The first in an occasional series
Intro: A while back I wrote a script to analyze an iTunes library and find your favorite artists, albums, etc. It works pretty well and I regularly use it to update my own analysis. Unfortunately, it generally takes a long time to run, which is sort of OK for me (because I just start it running and go do something else) but less good for people who are running the analysis through the web site.
So I’d like to make it run faster, and I have a number of ideas to do so.
Idea: There are two main parts to the system – parsing the iTunes Music Library.xml file into a database, and running the analysis on the database. First I’m focusing on the parsing part.
After profiling the first version by running python -m cProfile -o profiledata.oldway iTunesInfo.py "iTunes Music Library.xml", I see that the whole parsing process takes 114 seconds. The major parts of this are 60 seconds for the xml.dom.minidom.parse method and 46 seconds for the database operations. Note that this only leaves ~8 seconds for figuring out the track information – clearly this is not the bottleneck!
So I’d like to improve parsing speed. There are two basic kinds of XML parsers – what we’re using now is a DOM or Document Object Model-style parser, which means that the parser reads the entire file in and returns a parsed structure containing all the data. (I remember writing a simple XML parser that did this as a project in COMP 314. Ah, memories…) The advantage to this method is that after the parsing is done, it’s easy to traverse the DOM tree and find the data that you’re interested in. The downside is that, well, it’s slow. Also, the entire document has to be read into memory which means that your memory usage is proportional to the size of the file you’re processing, which adds to the slowness and can lead to out of memory problems on huge files (although we weren’t seeing that here).
The other basic kind of XML parser is known as SAX, or Simple API for XML. You provide callback functions that are called whenever the parser runs across the start of a tag, end of a tag, character data, and…that’s it. Whatever processing you want to do you have to do in those callback functions. So if you’re just, say, counting the number of <key> tags in a document this works really well. It’s also much faster than the DOM-style parser, since it doesn’t have to generate a giant tree structure.

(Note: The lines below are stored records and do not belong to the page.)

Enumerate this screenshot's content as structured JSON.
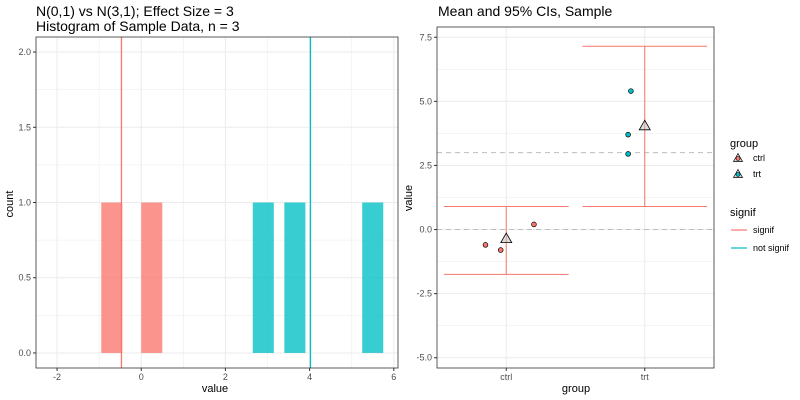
{
  "chart_data": [
    {
      "type": "bar",
      "title": "N(0,1) vs N(3,1); Effect Size = 3",
      "subtitle": "Histogram of Sample Data, n = 3",
      "xlabel": "value",
      "ylabel": "count",
      "xlim": [
        -2.5,
        6.1
      ],
      "ylim": [
        -0.1,
        2.1
      ],
      "x_ticks": [
        "-2",
        "0",
        "2",
        "4",
        "6"
      ],
      "y_ticks": [
        "0.0",
        "0.5",
        "1.0",
        "1.5",
        "2.0"
      ],
      "bin_width": 0.5,
      "grid": true,
      "series": [
        {
          "group": "ctrl",
          "color": "#F8766D",
          "bins": [
            {
              "center": -0.7,
              "count": 1
            },
            {
              "center": 0.25,
              "count": 1
            }
          ]
        },
        {
          "group": "trt",
          "color": "#00BFC4",
          "bins": [
            {
              "center": 2.9,
              "count": 1
            },
            {
              "center": 3.65,
              "count": 1
            },
            {
              "center": 5.5,
              "count": 1
            }
          ]
        }
      ],
      "vlines": [
        {
          "group": "ctrl",
          "x": -0.47,
          "color": "#F8766D"
        },
        {
          "group": "trt",
          "x": 4.02,
          "color": "#00BFC4"
        }
      ]
    },
    {
      "type": "scatter",
      "title": "Mean and 95% CIs, Sample",
      "xlabel": "group",
      "ylabel": "value",
      "categories": [
        "ctrl",
        "trt"
      ],
      "ylim": [
        -5.4,
        7.9
      ],
      "y_ticks": [
        "-5.0",
        "-2.5",
        "0.0",
        "2.5",
        "5.0",
        "7.5"
      ],
      "grid": true,
      "points": [
        {
          "group": "ctrl",
          "color": "#F8766D",
          "jitter": -0.15,
          "y": -0.6
        },
        {
          "group": "ctrl",
          "color": "#F8766D",
          "jitter": -0.04,
          "y": -0.8
        },
        {
          "group": "ctrl",
          "color": "#F8766D",
          "jitter": 0.2,
          "y": 0.2
        },
        {
          "group": "trt",
          "color": "#00BFC4",
          "jitter": -0.12,
          "y": 2.95
        },
        {
          "group": "trt",
          "color": "#00BFC4",
          "jitter": -0.12,
          "y": 3.7
        },
        {
          "group": "trt",
          "color": "#00BFC4",
          "jitter": -0.1,
          "y": 5.4
        }
      ],
      "means": [
        {
          "group": "ctrl",
          "mean": -0.35,
          "color": "#F8766D"
        },
        {
          "group": "trt",
          "mean": 4.05,
          "color": "#00BFC4"
        }
      ],
      "error_bars": [
        {
          "group": "ctrl",
          "low": -1.75,
          "high": 0.9,
          "signif": "signif",
          "color": "#F8766D"
        },
        {
          "group": "trt",
          "low": 0.9,
          "high": 7.15,
          "signif": "signif",
          "color": "#F8766D"
        }
      ],
      "hlines": [
        0,
        3
      ]
    }
  ],
  "legend": {
    "group_title": "group",
    "group_items": [
      {
        "label": "ctrl",
        "color": "#F8766D"
      },
      {
        "label": "trt",
        "color": "#00BFC4"
      }
    ],
    "signif_title": "signif",
    "signif_items": [
      {
        "label": "signif",
        "color": "#F8766D"
      },
      {
        "label": "not signif",
        "color": "#00BFC4"
      }
    ]
  }
}
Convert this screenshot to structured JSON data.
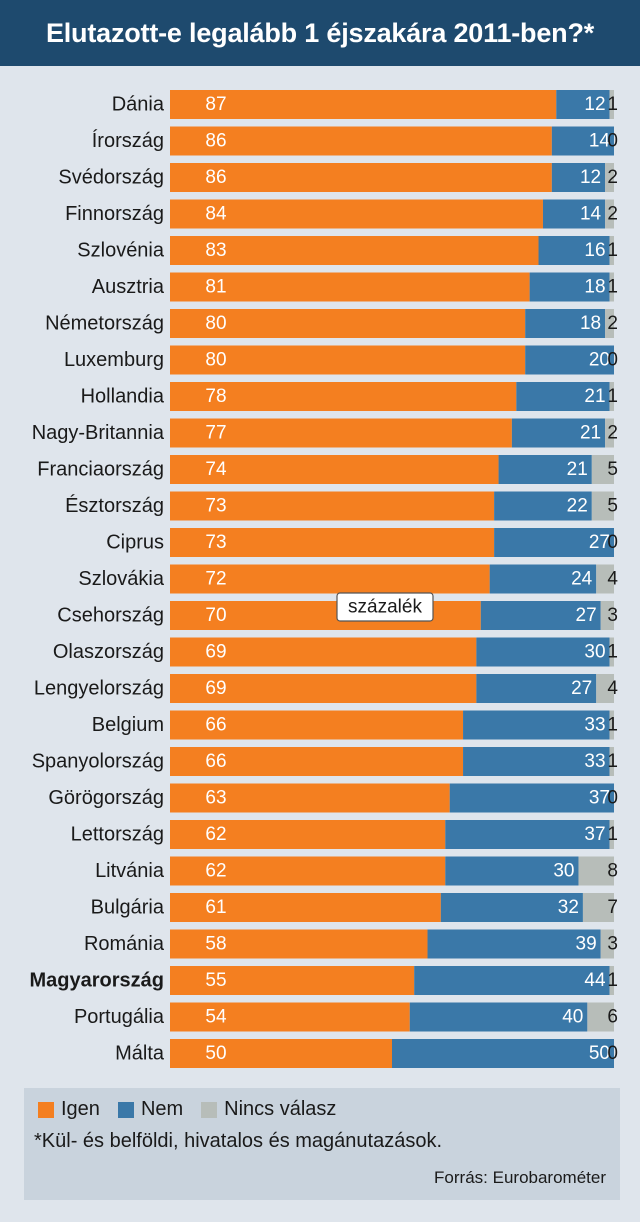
{
  "title": "Elutazott-e legalább 1 éjszakára 2011-ben?*",
  "unit_label": "százalék",
  "legend": {
    "yes": "Igen",
    "no": "Nem",
    "none": "Nincs válasz"
  },
  "footnote": "*Kül- és belföldi, hivatalos és magánutazások.",
  "source": "Forrás: Eurobarométer",
  "colors": {
    "yes": "#f47f20",
    "no": "#3a78a8",
    "none": "#b7bdb9",
    "title_bg": "#1e4a6e",
    "background": "#dfe5ec"
  },
  "chart_data": {
    "type": "bar",
    "orientation": "horizontal",
    "stacked": true,
    "categories": [
      "Dánia",
      "Írország",
      "Svédország",
      "Finnország",
      "Szlovénia",
      "Ausztria",
      "Németország",
      "Luxemburg",
      "Hollandia",
      "Nagy-Britannia",
      "Franciaország",
      "Észtország",
      "Ciprus",
      "Szlovákia",
      "Csehország",
      "Olaszország",
      "Lengyelország",
      "Belgium",
      "Spanyolország",
      "Görögország",
      "Lettország",
      "Litvánia",
      "Bulgária",
      "Románia",
      "Magyarország",
      "Portugália",
      "Málta"
    ],
    "highlight": "Magyarország",
    "series": [
      {
        "name": "Igen",
        "values": [
          87,
          86,
          86,
          84,
          83,
          81,
          80,
          80,
          78,
          77,
          74,
          73,
          73,
          72,
          70,
          69,
          69,
          66,
          66,
          63,
          62,
          62,
          61,
          58,
          55,
          54,
          50
        ]
      },
      {
        "name": "Nem",
        "values": [
          12,
          14,
          12,
          14,
          16,
          18,
          18,
          20,
          21,
          21,
          21,
          22,
          27,
          24,
          27,
          30,
          27,
          33,
          33,
          37,
          37,
          30,
          32,
          39,
          44,
          40,
          50
        ]
      },
      {
        "name": "Nincs válasz",
        "values": [
          1,
          0,
          2,
          2,
          1,
          1,
          2,
          0,
          1,
          2,
          5,
          5,
          0,
          4,
          3,
          1,
          4,
          1,
          1,
          0,
          1,
          8,
          7,
          3,
          1,
          6,
          0
        ]
      }
    ],
    "xlim": [
      0,
      100
    ]
  }
}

But doing the sorts of processing we’re doing on the library file seems a bit more tricky.
Anyway, I take a stab at it, and after a bit end up with version 2 of the script. Notice that the logic in the Handler class is a bit twisted – we have to keep track of where we are in the document (so if things get out of order we’ll have problems) and use a state-based system which is a bit brittle and unclear.
But how does it perform? The old version of the script ran in 114 seconds, and this version runs in 71 seconds for a ~60% increase in speed. But really, it’s better than that, because the database operations still take around 50 seconds – if we subtract that from both we get 64 seconds versus 21 seconds which is a ~200% increase in the speed of the parsing.
Conclusion: This was a big success! Most of the time is now in the database layer, which I have some ideas for speeding up next time.